Drowning in data? Computer scientists at the National Institute of Standards and Technology (NIST) just released broad specifications to improve approaches for analyzing very large quantities of data by building more widely useful technical tools for the job. The framework supports the creation of tools that can be used in any computing environment.
Following a multiyear effort, NIST published the final version of the NIST Big Data Interoperability Framework, a collaboration between NIST and more than 800 experts from industry, academia and government. Filling nine volumes, the framework aims to guide developers on how to deploy software tools that can analyze data using any type of computing platform, from a single laptop to the most powerful cloud-based platform. Just as important, the framework advises analysts on how they can move their work from one platform to another and substitute a more advanced algorithm — without retooling the computing environment.
“We want to enable data scientists to do effective work using whatever platform they choose or have available, and however their operation grows or changes,” said Wo Chang, a NIST computer scientist and convener of one of the collaboration’s working groups. “This framework is a reference for how to create an ‘agnostic’ environment for tool creation. If software vendors use the framework’s guidelines when developing analytical tools, then analysts’ results can flow uninterruptedly, even as their goals change and technology advances.”
The framework fills a long-standing essential among data scientists, who must extract meaning from increasingly larger and more varied datasets while navigating an evolving technology ecosystem, NIST said. Interoperability is more important than ever as these huge amounts of data pour in from a growing number of platforms, ranging from telescopes, cameras and physics experiments to the countless tiny sensors and devices linked into the internet of things. “Several years ago the world was generating 2.5 exabytes (billion billion bytes) of data each day, that number is predicted to reach 463 exabytes daily by 2025. This is more data than would fit on 212 million DVDs,” NIST explained.
In “big data analytics” computer scientists examine very large, diverse data sets that include structured, semi-structured and unstructured data, from different sources, and in different sizes from terabytes to zettabytes. The complexity and size of the data requires using advanced technology to uncover hidden patterns, correlations and other insights. Boosted by specialized analytics systems and software, as well as high-powered computing systems, big data analytics offers many benefits to businesses, including better-informed decision-making, income opportunities, more effective marketing, better customer service, improved operational efficiency and competitive advantages over rivals.
With the rapid growth of tool availability, data scientists now have the option of scaling up their work from a single, small desktop computing setup to a large, distributed cloud-based environment with many processor nodes.

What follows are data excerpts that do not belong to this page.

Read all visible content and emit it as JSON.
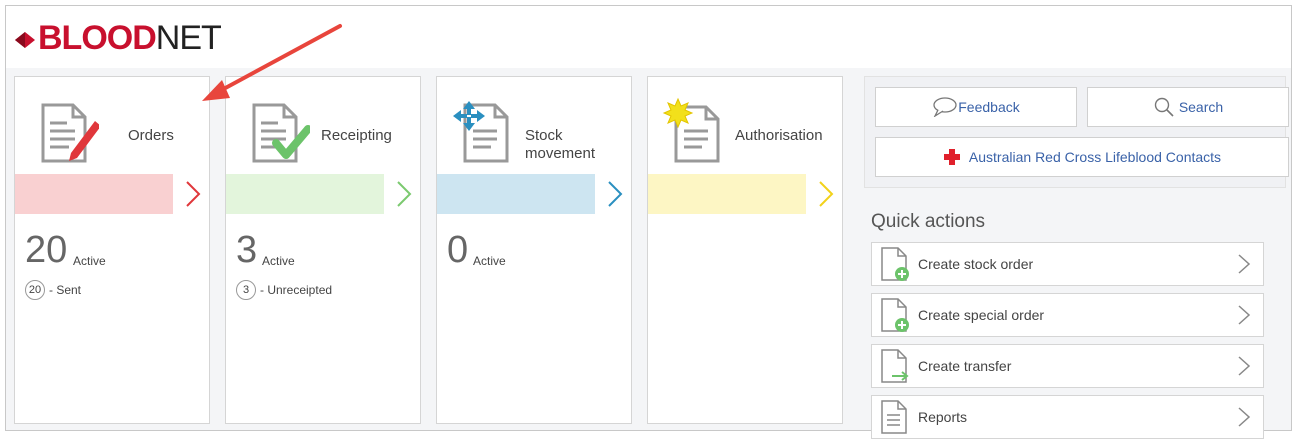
{
  "header": {
    "brand_bold": "BLOOD",
    "brand_light": "NET"
  },
  "tiles": [
    {
      "title": "Orders",
      "count": "20",
      "count_label": "Active",
      "badge": "20",
      "sub_label": "- Sent",
      "bar_color": "#f9d0d1",
      "chev_color": "#e0373b"
    },
    {
      "title": "Receipting",
      "count": "3",
      "count_label": "Active",
      "badge": "3",
      "sub_label": "- Unreceipted",
      "bar_color": "#e3f5dc",
      "chev_color": "#7bc96f"
    },
    {
      "title_line1": "Stock",
      "title_line2": "movement",
      "count": "0",
      "count_label": "Active",
      "bar_color": "#cde5f1",
      "chev_color": "#2a8fc0"
    },
    {
      "title": "Authorisation",
      "bar_color": "#fdf6c4",
      "chev_color": "#f2d21b"
    }
  ],
  "right": {
    "feedback_label": "Feedback",
    "search_label": "Search",
    "contacts_label": "Australian Red Cross Lifeblood Contacts"
  },
  "quick_actions": {
    "title": "Quick actions",
    "items": [
      {
        "label": "Create stock order",
        "icon": "doc-plus-icon"
      },
      {
        "label": "Create special order",
        "icon": "doc-plus-icon"
      },
      {
        "label": "Create transfer",
        "icon": "doc-arrow-icon"
      },
      {
        "label": "Reports",
        "icon": "doc-lines-icon"
      }
    ]
  },
  "colors": {
    "accent_red": "#c8102e",
    "link_blue": "#3a62a8",
    "annotation_arrow": "#e8453c"
  }
}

However, often, this shift places enormous demands on the analyst. For example, tools may have to be reengineered from scratch using a different computer language or algorithm, costing staff time and potentially sacrificing time-critical insights.
The framework is an effort to help address these problems. As with the draft versions of the framework NIST released previously, the final includes consensus definitions and taxonomies to help ensure developers are on the same page when they discuss plans for new tools. It adds key requirements in integrating data security and privacy protections for these tools. The final version also offers a new reference architecture interface specification that will guide these tools’ actual deployment, NIST said.

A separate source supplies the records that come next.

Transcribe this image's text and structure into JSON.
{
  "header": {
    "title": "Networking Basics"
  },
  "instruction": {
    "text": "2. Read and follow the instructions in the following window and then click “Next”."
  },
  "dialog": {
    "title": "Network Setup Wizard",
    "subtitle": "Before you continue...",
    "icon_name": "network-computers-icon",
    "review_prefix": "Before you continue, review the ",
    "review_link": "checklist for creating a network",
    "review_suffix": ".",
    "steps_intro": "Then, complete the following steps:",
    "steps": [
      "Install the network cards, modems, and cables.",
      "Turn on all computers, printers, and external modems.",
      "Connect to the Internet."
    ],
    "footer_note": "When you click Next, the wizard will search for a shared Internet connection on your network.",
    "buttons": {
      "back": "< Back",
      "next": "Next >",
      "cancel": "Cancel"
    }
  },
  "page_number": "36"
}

“The reference architecture interface specification will enable vendors to build flexible environments that any tool can operate in,” Chang said. “Before, there was no specification on how to create interoperable solutions. Now they will know how.”

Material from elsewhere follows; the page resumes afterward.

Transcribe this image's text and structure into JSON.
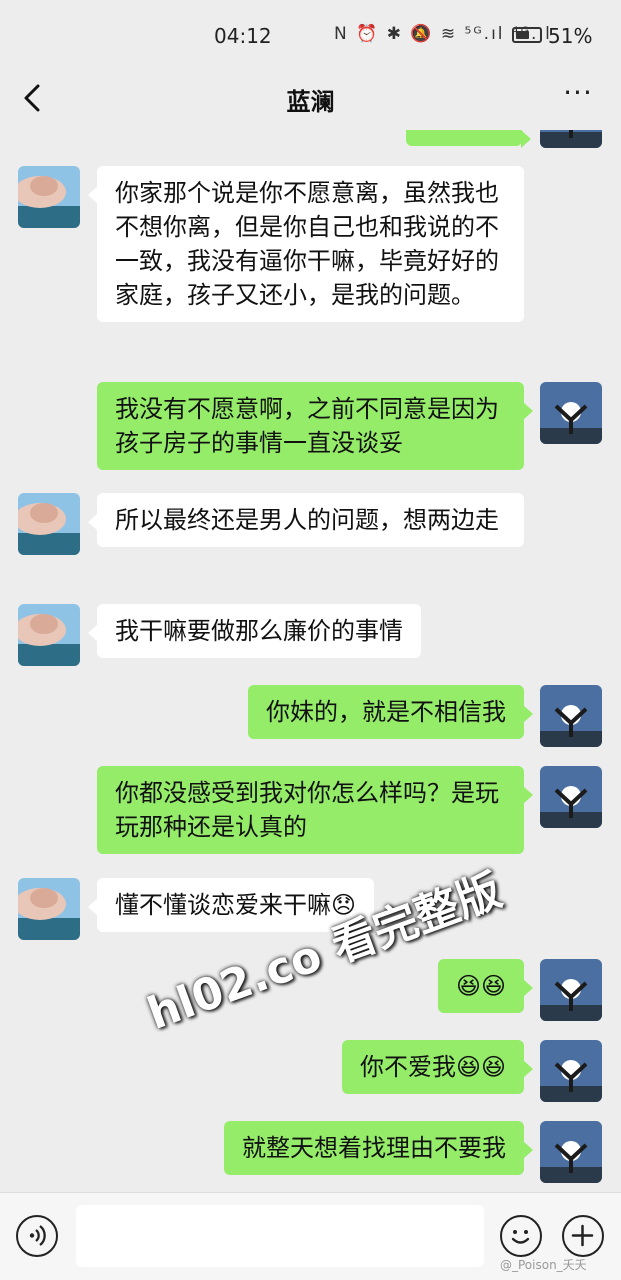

This interoperability could help analysts better address a number of data-intensive contemporary problems, such as weather forecasting. For example, meteorologists section the atmosphere into small blocks and apply analytics models to each block, using big data techniques to keep track of changes that hint at the future. As these blocks get smaller and the ability to analyze finer details grows, forecasts can improve — if more advanced computational components and more advanced modeling tools are implemented.
“You model these cubes with multiple equations whose variables move in parallel,” Chang said. “It’s hard to keep track of them all. The agnostic environment of the framework means a meteorologist can swap in improvements to an existing model. It will give forecasters a lot of flexibility.”
NIST said another potential application is drug discovery, where scientists must explore the behavior of multiple candidate drug proteins in one round of tests and then feed the results back into the next round. Unlike weather forecasting, where an analytical tool must keep track of multiple variables that change simultaneously, the drug development process generates long strings of data where the changes occur in sequence. While this problem demands a different big data approach, it would still benefit from the ability to make changes easily, as drug development is a tedious time-consuming and expensive process.
Whether applied to one of these or other big-data-related problems — from spotting healthcare fraud to identifying animals from a DNA sample — the value of the framework will be in helping analysts speak to one another and more easily apply all the data tools they need to achieve their goals, NIST said.
“Performing analytics with the newest machine learning and AI techniques while still employing older statistical methods will all be possible,” Chang said. “Any of these approaches will work. The reference architecture will let you choose.”